Participez au salon des grandes écoles du « Monde », samedi 10 et dimanche 11 novembre
La 13e édition du Salon des grandes écoles (SaGE) a lieu samedi 10 et dimanche 11 novembre à Paris, aux Docks, Cité de la mode et du design (13e arrondissement), de 10 heures à 18 heures.
Plus de cent cinquante écoles de commerce et d’ingénieurs, IAE, IEP, écoles spécialisées, prépas seront représentés lors du salon, permettant d’échanger sur les différents programmes et leur accessibilité (post-bac, post-prépa ou après un bac +2, +3 ou +4). Lycéens, étudiants et parents pourront assister à des conférences thématiques animées par des journalistes du Monde Campus. Une équipe de vingt « coachs » sera à leur disposition pour les conseiller, les aider à définir leur projet d’orientation, préparer les concours, rédiger leur CV...
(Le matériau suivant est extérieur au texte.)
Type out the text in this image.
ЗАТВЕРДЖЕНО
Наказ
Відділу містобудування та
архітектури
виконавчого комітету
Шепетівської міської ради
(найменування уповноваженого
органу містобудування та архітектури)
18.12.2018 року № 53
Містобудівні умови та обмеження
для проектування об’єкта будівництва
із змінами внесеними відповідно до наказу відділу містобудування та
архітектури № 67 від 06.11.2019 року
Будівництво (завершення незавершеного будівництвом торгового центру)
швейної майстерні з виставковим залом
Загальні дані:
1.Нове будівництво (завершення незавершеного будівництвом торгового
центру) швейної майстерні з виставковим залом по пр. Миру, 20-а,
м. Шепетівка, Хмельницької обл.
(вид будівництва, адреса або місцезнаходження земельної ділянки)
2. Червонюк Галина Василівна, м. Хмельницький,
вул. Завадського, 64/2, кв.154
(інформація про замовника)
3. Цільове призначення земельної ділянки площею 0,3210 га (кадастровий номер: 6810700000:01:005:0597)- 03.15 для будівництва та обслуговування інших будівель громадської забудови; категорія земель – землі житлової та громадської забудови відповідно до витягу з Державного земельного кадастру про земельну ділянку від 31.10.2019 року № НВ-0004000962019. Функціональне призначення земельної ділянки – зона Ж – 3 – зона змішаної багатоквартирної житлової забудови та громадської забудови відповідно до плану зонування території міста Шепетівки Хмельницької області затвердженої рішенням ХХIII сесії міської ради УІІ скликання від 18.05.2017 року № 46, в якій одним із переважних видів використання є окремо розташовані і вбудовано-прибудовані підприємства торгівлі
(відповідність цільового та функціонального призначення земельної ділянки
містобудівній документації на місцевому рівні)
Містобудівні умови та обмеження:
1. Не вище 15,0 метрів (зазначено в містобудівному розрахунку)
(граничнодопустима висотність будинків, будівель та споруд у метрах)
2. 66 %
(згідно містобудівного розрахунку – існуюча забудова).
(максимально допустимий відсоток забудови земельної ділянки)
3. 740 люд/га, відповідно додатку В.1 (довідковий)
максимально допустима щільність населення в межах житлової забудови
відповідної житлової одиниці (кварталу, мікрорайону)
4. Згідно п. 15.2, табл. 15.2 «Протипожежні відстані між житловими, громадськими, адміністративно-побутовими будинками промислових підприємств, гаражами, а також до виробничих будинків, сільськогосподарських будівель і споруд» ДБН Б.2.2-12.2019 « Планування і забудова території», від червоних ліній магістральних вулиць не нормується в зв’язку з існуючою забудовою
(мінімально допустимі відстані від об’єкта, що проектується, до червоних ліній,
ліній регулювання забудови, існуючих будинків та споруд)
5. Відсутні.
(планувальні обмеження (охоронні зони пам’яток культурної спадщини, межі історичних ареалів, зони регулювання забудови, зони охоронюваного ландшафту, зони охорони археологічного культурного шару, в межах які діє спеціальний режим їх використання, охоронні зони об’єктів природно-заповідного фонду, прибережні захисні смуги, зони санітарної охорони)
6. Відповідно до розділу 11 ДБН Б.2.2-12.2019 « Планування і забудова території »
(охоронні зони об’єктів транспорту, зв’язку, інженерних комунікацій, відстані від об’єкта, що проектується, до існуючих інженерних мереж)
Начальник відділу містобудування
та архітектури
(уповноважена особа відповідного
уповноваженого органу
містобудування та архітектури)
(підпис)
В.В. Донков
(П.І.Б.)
L’entrée du SaGE est gratuite, la préinscription en ligne est conseillée pour accéder plus rapidement au Salon. Liste des exposants et informations pratiques sont à retrouver sur le site Internet du SaGE.
Ce salon a été précédé de la publication de nos suppléments dédiés aux écoles d’ingénieurs (dans Le Monde daté du mercredi 7 novembre et en ligne en suivant ce lien ) et aux écoles de commerce (dans Le Monde daté du jeudi 8 novembre et sur Le Monde.fr Campus ici).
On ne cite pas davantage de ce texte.